There is another absolutely critical issue raised by this system case study. The examples of profitable pollution prevention cited in the last chapter indicate that under certain circumstances firms can save money and reduce pollution simultaneously. The discussion of this chapter suggests that there are commercial situations in which the aims of corporate profitability and the aims of preventive environmental protection are directly at odds with one another. The reason for this is as follows. Generally speaking, corporate profitability is based on maintaining revenues from the sale of products. But there are a number of important cases in which the product is the pollutant.
This is clearly illustrated by the example which we have been discussing. A preventive solution to mercury contamination involves producing and using less mercury, producing and using less chlorine, producing and using fewer chlorine products, and producing and using fewer of the materials which contaminate our water supplies. But this solution suggests a loss of revenue to mercury producers, chlorine producers and producers of a vast range of chlorine products. The same problem arises whenever the product is the pollutant. And this is the case for all those companies which are suppliers of raw material inputs: for instance, bulk chemical producers, mining companies, primary metal producers, and fuel supply companies.
In each of these cases, the consumers have an economic incentive to reduce their purchases from suppliers.
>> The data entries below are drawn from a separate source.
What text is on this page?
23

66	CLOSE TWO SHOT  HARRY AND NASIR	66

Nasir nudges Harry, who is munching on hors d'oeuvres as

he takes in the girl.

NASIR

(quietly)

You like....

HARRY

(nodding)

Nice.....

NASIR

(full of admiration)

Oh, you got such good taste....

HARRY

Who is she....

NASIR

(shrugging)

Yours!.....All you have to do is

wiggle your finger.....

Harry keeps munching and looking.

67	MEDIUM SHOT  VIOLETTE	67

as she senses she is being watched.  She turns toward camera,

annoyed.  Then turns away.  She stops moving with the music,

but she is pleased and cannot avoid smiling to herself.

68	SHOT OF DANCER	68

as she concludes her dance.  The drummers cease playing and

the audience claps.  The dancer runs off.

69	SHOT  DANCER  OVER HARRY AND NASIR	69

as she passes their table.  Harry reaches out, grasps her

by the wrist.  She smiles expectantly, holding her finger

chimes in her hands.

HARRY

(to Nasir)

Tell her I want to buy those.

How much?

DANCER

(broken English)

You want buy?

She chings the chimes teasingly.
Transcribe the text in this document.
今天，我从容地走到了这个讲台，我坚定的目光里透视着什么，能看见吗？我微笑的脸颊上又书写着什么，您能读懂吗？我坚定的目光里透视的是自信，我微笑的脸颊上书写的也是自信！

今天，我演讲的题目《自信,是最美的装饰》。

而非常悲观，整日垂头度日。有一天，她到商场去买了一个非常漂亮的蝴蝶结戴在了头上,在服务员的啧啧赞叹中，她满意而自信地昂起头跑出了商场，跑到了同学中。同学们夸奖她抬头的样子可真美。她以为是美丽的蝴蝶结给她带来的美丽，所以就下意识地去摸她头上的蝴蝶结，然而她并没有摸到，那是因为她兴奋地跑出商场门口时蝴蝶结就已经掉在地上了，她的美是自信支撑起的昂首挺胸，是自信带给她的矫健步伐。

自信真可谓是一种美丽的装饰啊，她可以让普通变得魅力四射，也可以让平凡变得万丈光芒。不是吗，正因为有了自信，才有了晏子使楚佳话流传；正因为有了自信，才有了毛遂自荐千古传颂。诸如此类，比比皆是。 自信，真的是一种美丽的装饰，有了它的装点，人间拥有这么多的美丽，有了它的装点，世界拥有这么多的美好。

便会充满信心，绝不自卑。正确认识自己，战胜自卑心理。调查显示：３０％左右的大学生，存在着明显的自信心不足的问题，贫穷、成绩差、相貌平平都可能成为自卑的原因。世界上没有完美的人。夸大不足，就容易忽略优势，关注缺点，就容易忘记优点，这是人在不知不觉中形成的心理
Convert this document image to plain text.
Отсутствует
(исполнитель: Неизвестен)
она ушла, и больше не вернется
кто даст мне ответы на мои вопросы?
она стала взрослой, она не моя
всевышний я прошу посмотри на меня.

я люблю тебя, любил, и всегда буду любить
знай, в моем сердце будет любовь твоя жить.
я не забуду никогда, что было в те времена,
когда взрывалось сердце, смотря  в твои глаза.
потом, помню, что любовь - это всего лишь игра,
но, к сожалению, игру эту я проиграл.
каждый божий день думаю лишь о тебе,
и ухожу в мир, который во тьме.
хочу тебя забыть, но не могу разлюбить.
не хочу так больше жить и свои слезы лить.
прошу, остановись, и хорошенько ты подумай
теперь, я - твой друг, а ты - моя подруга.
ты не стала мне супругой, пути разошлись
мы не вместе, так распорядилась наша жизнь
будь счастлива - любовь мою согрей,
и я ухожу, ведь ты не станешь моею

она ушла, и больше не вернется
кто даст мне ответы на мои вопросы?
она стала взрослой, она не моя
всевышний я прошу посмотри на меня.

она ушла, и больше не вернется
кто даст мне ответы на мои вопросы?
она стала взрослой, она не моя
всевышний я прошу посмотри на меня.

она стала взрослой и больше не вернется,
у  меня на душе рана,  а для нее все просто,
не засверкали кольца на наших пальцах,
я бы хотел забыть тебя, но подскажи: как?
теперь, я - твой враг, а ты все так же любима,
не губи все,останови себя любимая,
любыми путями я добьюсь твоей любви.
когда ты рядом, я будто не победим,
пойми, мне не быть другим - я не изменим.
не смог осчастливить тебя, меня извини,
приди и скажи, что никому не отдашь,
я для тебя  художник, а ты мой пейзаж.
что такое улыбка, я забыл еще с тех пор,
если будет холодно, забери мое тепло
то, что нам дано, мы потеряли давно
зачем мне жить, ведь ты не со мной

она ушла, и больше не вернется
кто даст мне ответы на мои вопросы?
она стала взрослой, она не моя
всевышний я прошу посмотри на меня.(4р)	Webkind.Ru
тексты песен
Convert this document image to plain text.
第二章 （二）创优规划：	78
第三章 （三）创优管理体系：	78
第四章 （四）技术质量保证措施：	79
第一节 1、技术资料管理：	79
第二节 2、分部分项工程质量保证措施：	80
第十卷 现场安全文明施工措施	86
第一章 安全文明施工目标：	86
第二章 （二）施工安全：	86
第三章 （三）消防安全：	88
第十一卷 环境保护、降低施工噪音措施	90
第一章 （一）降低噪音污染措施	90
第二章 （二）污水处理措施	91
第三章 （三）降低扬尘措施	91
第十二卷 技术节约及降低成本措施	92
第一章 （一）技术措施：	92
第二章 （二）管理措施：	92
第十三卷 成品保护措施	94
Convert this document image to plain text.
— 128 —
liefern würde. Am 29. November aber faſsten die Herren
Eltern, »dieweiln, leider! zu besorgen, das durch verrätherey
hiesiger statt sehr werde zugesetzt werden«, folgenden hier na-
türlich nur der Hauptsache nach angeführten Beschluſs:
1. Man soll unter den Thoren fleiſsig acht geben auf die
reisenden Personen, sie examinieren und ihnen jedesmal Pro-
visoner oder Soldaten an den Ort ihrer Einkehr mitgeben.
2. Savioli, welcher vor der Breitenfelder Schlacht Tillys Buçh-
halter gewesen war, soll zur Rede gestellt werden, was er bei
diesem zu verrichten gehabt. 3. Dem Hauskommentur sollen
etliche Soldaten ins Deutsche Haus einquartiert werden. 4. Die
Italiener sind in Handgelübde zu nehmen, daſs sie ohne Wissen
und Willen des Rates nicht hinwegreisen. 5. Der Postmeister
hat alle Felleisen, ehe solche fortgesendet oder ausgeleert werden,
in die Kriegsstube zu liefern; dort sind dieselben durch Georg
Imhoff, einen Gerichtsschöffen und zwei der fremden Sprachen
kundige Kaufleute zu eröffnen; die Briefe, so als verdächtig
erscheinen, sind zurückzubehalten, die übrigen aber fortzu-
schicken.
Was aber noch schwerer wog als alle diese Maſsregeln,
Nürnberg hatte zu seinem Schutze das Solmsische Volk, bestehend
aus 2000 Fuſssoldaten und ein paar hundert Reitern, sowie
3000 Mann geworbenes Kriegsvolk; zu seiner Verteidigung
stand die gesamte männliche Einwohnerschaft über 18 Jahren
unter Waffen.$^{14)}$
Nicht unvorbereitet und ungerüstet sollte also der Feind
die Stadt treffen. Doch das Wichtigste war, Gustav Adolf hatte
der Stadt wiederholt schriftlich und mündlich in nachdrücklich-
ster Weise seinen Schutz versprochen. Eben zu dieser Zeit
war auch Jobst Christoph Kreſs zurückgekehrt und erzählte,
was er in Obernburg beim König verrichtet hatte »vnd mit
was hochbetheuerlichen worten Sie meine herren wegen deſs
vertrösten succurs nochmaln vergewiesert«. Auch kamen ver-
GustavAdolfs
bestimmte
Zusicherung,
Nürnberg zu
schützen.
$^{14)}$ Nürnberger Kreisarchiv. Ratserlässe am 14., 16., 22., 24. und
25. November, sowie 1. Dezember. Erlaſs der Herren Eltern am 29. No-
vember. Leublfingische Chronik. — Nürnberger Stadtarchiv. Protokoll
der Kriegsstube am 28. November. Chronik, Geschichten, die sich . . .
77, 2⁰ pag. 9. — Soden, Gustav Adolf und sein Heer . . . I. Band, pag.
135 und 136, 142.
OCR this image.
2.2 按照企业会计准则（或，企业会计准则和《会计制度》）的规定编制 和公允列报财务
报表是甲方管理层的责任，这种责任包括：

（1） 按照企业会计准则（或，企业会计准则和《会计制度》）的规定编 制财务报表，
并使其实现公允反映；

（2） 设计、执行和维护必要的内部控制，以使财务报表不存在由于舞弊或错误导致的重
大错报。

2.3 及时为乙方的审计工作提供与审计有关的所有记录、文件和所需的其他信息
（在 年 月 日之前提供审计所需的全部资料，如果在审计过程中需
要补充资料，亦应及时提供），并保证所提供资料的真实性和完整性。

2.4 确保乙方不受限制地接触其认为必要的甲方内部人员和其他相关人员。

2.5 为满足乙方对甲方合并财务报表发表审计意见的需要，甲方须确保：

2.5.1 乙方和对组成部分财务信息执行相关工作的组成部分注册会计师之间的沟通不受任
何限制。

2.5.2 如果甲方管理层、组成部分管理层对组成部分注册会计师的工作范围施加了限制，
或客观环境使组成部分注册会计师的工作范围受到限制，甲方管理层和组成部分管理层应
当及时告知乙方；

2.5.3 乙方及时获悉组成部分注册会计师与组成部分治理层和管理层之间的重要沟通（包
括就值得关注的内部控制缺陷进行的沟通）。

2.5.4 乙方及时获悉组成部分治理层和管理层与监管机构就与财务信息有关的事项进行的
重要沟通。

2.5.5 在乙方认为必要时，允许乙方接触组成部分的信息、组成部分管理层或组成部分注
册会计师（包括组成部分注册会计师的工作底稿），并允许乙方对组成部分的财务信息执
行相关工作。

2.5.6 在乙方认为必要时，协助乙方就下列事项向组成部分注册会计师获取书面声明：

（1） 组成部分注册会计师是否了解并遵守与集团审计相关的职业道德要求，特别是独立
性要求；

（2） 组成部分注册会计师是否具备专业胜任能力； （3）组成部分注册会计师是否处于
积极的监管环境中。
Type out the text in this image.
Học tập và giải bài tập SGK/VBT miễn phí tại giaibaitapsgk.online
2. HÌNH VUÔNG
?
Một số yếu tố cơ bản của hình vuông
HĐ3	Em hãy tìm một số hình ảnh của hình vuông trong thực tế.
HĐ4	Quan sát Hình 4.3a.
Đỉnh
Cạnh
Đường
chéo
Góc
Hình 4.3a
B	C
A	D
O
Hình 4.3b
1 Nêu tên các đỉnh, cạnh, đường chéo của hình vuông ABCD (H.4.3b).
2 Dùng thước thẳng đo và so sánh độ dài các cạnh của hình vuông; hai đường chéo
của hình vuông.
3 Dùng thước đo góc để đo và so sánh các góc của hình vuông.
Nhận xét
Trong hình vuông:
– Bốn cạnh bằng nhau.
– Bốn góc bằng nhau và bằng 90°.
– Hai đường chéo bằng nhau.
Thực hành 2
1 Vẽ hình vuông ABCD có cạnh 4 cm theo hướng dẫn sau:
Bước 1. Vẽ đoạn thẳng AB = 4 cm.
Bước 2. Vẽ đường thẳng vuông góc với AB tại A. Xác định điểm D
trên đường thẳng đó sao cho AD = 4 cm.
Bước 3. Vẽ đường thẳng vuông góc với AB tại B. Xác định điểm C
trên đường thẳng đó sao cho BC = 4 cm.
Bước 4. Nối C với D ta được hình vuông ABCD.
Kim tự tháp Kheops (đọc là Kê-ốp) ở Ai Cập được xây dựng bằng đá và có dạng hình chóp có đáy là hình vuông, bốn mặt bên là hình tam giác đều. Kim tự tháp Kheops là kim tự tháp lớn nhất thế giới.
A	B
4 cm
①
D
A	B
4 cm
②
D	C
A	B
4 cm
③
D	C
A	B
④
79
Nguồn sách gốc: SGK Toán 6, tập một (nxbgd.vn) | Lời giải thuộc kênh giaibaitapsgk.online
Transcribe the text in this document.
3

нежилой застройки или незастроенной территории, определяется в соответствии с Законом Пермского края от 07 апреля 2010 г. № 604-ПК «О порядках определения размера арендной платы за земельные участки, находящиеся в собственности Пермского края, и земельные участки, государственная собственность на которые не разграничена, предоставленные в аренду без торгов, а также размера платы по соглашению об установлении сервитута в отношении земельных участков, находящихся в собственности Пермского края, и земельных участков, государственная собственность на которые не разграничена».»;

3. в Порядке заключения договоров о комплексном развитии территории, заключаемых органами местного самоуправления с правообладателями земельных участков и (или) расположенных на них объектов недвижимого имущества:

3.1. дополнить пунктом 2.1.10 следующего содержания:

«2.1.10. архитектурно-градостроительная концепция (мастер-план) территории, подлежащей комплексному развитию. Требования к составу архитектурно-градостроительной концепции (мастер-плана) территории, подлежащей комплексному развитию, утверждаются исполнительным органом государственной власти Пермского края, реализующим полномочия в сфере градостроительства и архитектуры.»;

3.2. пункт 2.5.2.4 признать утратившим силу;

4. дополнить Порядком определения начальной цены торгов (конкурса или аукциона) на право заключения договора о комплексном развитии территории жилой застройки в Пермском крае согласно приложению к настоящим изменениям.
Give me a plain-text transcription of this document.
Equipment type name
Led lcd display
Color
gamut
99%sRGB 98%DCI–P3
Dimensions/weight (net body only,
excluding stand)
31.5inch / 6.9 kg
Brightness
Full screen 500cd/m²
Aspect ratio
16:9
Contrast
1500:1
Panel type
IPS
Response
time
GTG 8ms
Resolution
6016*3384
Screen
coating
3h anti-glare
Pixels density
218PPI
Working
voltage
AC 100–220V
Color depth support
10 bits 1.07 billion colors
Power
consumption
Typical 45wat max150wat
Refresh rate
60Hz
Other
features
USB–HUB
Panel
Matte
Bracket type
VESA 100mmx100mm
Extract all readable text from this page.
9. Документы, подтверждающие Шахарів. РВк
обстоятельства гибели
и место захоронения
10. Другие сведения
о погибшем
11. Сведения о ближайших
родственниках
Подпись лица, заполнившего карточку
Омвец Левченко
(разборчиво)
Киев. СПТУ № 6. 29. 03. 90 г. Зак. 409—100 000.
They might do this, for instance, by increasing the efficiency of their processes. Their own corporate environmental performance is improved and costs are reduced. But for the suppliers who provide these raw material inputs, the situation may be very different. To them the reduced material demand represents lost revenue. Sales are reduced and eventually the profitability of the company is threatened. For this reason suppliers have a strong incentive to discourage reductions in material use, and to find new expanding markets for their products. So we can expect raw materials suppliers to represent a vociferous lobby against the reduction of material flows through the economy.
The economic reality of this position is clearly illustrated by the introduction of state-wide legislation in the US designed to reduce the use of toxics. It is no surprise to find that the first states to introduce this kind of legislation are generally chemicals users rather than chemicals producers. States with a predominance of chemicals producers have found the introduction of the legislation considerably more difficult, and there has been fierce industrial opposition to it.9
The same basic problem affects other kinds of producers. In Chapter 4 I raised the subject of extending product lives. The fewer material goods are produced, the fewer environmental impacts arise before, during and after the useful life. Improved maintenance, reconditioning and the remanufacturing of durable goods may deliver economic benefits to product users. But the reduced market for new products which results from this change represents a direct threat to the profitability of the producer.
So the implications of the discussion in this chapter extend beyond the welfare of the primary materials producers. They also include the welfare of producers of consumer durables. The important issue here is this: on one side of the equation, products in general pollute; on the other side of the equation, the sale of material products is the fundamental basis for the profitability of many industrial enterprises.
Now we can see that the preventive strategy is not just tinkering at the edges of the industrial economy. Rather it demands fundamental changes to the way in which the economic system operates. This is why I have argued that we need an understanding of the dynamics of the system in which we are operating. In particular, we have to take account of the importance of the profit motive which operates at the heart of the modern industrial economy. In Chapter 2, I discussed briefly the origins of that particular feature of Western civilisation. In intervening chapters I have used the same feature repeatedly as a focal point for examining various strategies for preventive environmental management. Essentially those strategies aim for a substantial reduction in the material intensity of human activities. In the next chapter, I intend to argue that a major reorientation of that same profit motive is absolutely vital to the success of this task.